Success in today’s markets requires marketers to step up and leave their traditional tools behind in favor of new approaches made necessary by heightened competition and changing customer demands.
 

Certain practices need to stop; others need to start.

1. Don’t expect your traditional marketer’s kit bag of same-old methods to produce breakthrough results. They won’t. New times demand new techniques. Leave behind flogging products, trying to compete on product features and believing technical capabilities will make the difference.
 
2. Lose your obsession with mass markets. There is no such thing as an "average" customer. Every person is different in some way. Discover their differences; market to each of them.
 
3. Resist the temptation to use price as the vehicle to win. It won’t; it’s not a viable long-term strategy. Price moves can and will be copied by your competitors. Price competition drives profit margins down and does nothing to build customer loyalty.
 
4. Cut the crap – the non-strategic and no-longer-relevant marketing programs. In order to make room for "the new," purge old practices that have limited value in the long term. Falling in the crap category are: price promotions (produce no long-term competitive advantage), new customer acquisition programs (encourage churn and anger existing customers who are denied the same offers) and customer appreciation events (mostly satisfy lookyloos who want deals rather than rewarding existing customers).
 
5. Expunge “best in class" from your vocabulary. Benchmarking to copy someone else is a catch-up tactic and does nothing to take your business to a higher level.
 
6. Swing your attention from getting better to being different. Separate yourself from your competitors. Be distinctive and unique. Make competitive moves that create the ‘wow power’ to vault you beyond the herd.
 
7. Don’t make incremental changes to products to make them appeal to a broader market. This round-the-corners marketing makes a product less appealing to people who purchased it because of its edges or special features.

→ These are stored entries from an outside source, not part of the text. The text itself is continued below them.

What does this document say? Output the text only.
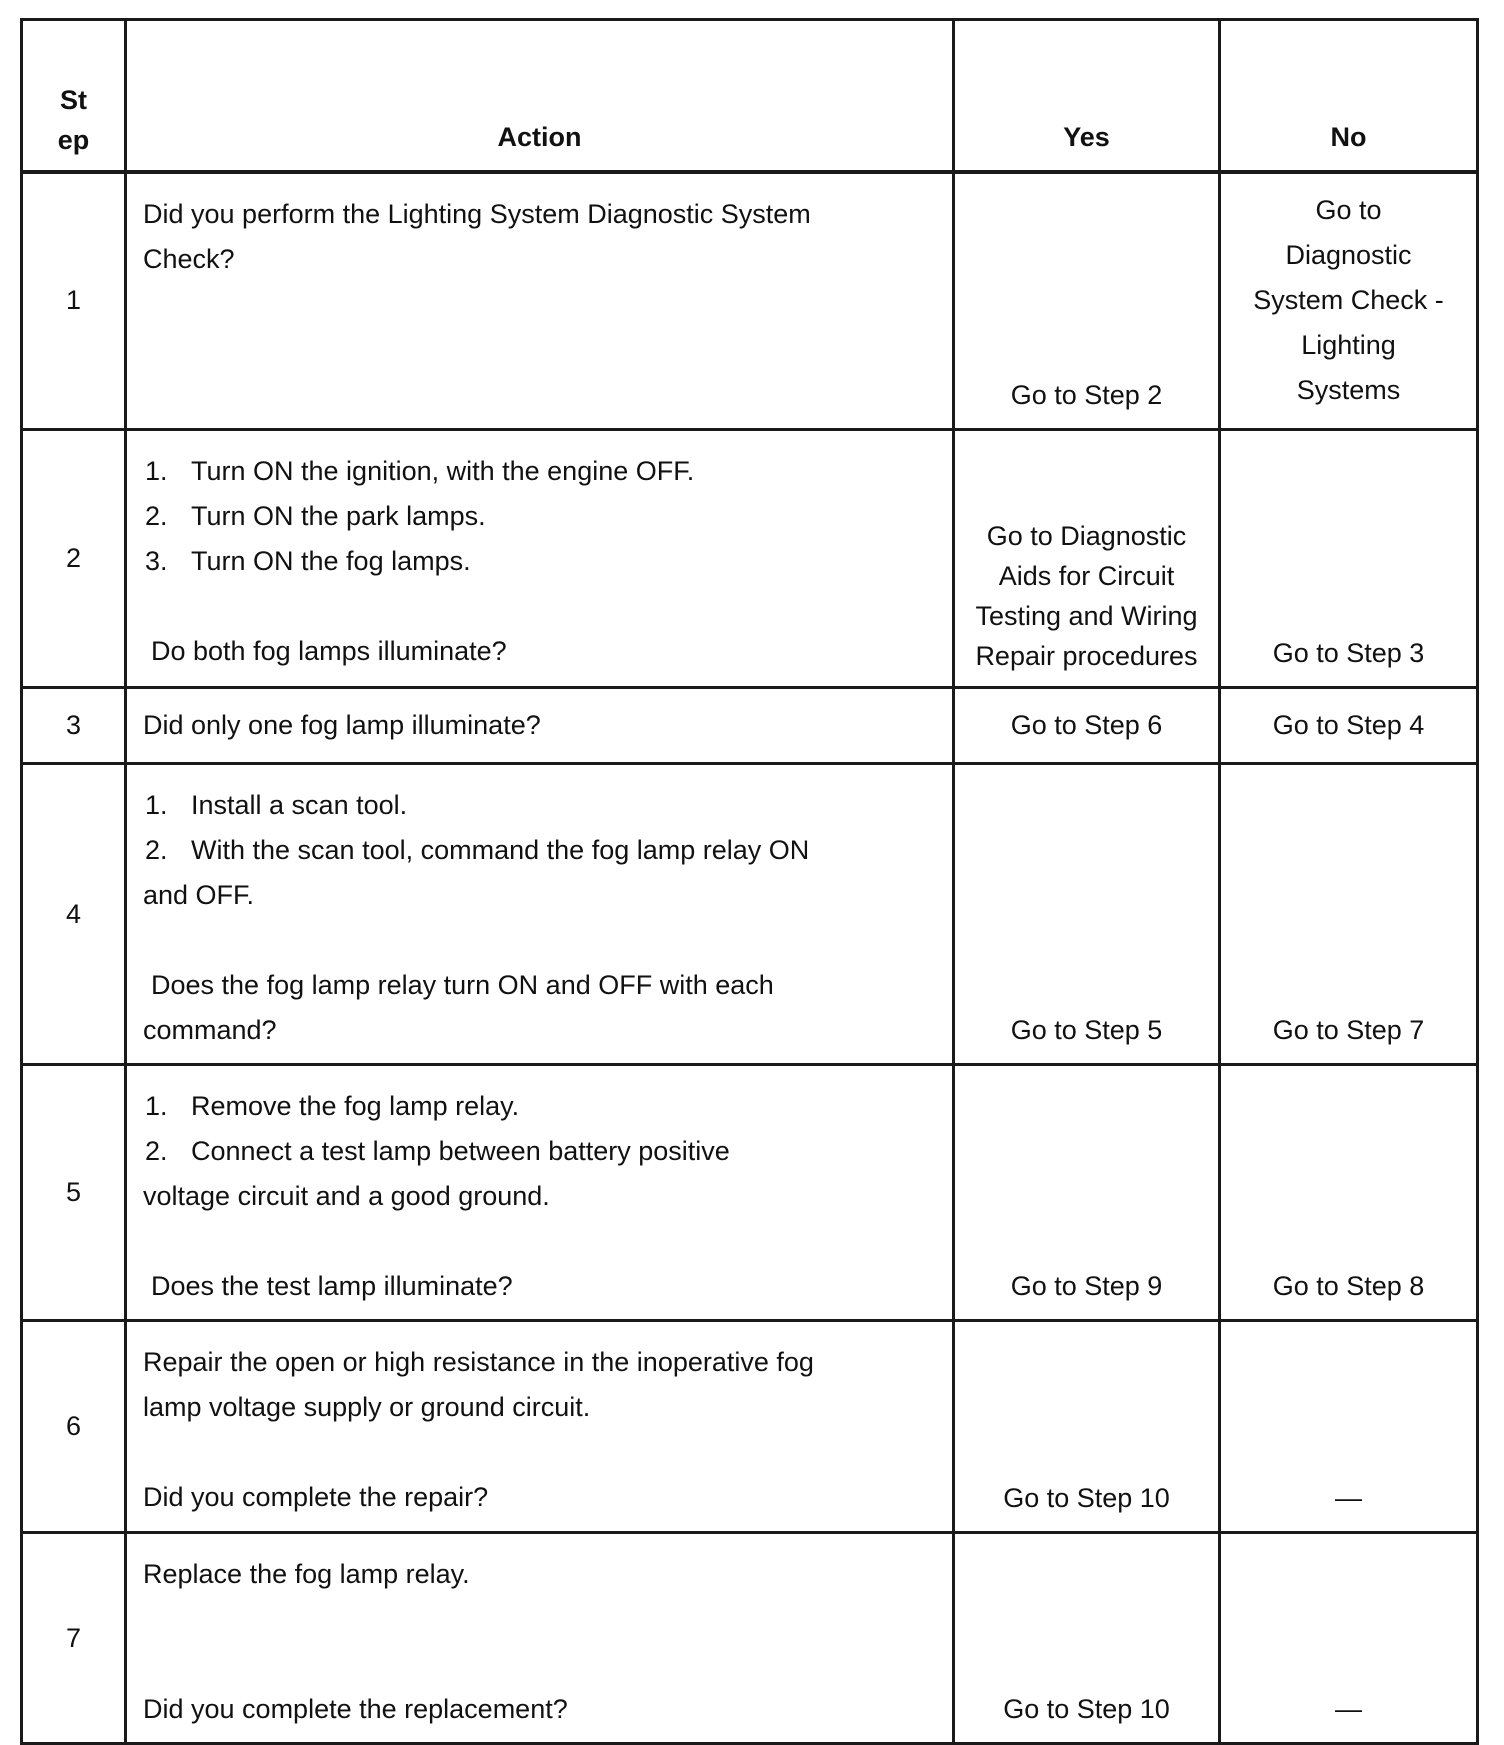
St
ep	Action	Yes	No
1	Did you perform the Lighting System Diagnostic System
Check?	Go to Step 2	Go to
Diagnostic
System Check -
Lighting
Systems

2	1. Turn ON the ignition, with the engine OFF.
2. Turn ON the park lamps.
3. Turn ON the fog lamps.
Do both fog lamps illuminate?	Go to Diagnostic
Aids for Circuit
Testing and Wiring
Repair procedures	Go to Step 3

3	Did only one fog lamp illuminate?	Go to Step 6	Go to Step 4

4	1. Install a scan tool.
2. With the scan tool, command the fog lamp relay ON
and OFF.
Does the fog lamp relay turn ON and OFF with each
command?	Go to Step 5	Go to Step 7

5	1. Remove the fog lamp relay.
2. Connect a test lamp between battery positive
voltage circuit and a good ground.
Does the test lamp illuminate?	Go to Step 9	Go to Step 8

6	Repair the open or high resistance in the inoperative fog
lamp voltage supply or ground circuit.
Did you complete the repair?	Go to Step 10	—

7	Replace the fog lamp relay.
Did you complete the replacement?	Go to Step 10	—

1. Ask, “How can we be different?”The marketer’s challenge is to determine how you can separate your organization from the competitive herd, not be an improved part of it.
 
2. Devote copious amounts of time to answering the question, "Why should I do business with you and not your competitors?" Create your ‘only’ statement as the expression of your uniqueness: "We are the only ones that ... ."
 
4. Morph to an experience-centric philosophy. Create experiences that deliver happiness to the people you serve. A product makes us happy for a limited time only; a memorable experience stays with us forever. Emotion marketing represents a huge opportunity.
 
5. Discover the secrets and innermost desires of your target customers to unlock their marketing potential. While the herd remains in the needs-oriented world, you will stand out and be noticed.
 
6. Establish customer learning as a core competency in your organization. Be "always on" to learn what your customers desire every time they touch your organization, whether it’s a personal contact or a visit to your website.
 
7. Develop packages for your high-value customers rather than offer them individual products and services. Learn their broad holistic desires; seamlessly integrate multiple products to yield a broad value proposition that is difficult for your competitors to match.
 
Effective marketing strategy is just as much about letting old stuff go as it is about talking new stuff on; make sure you stop as well as start.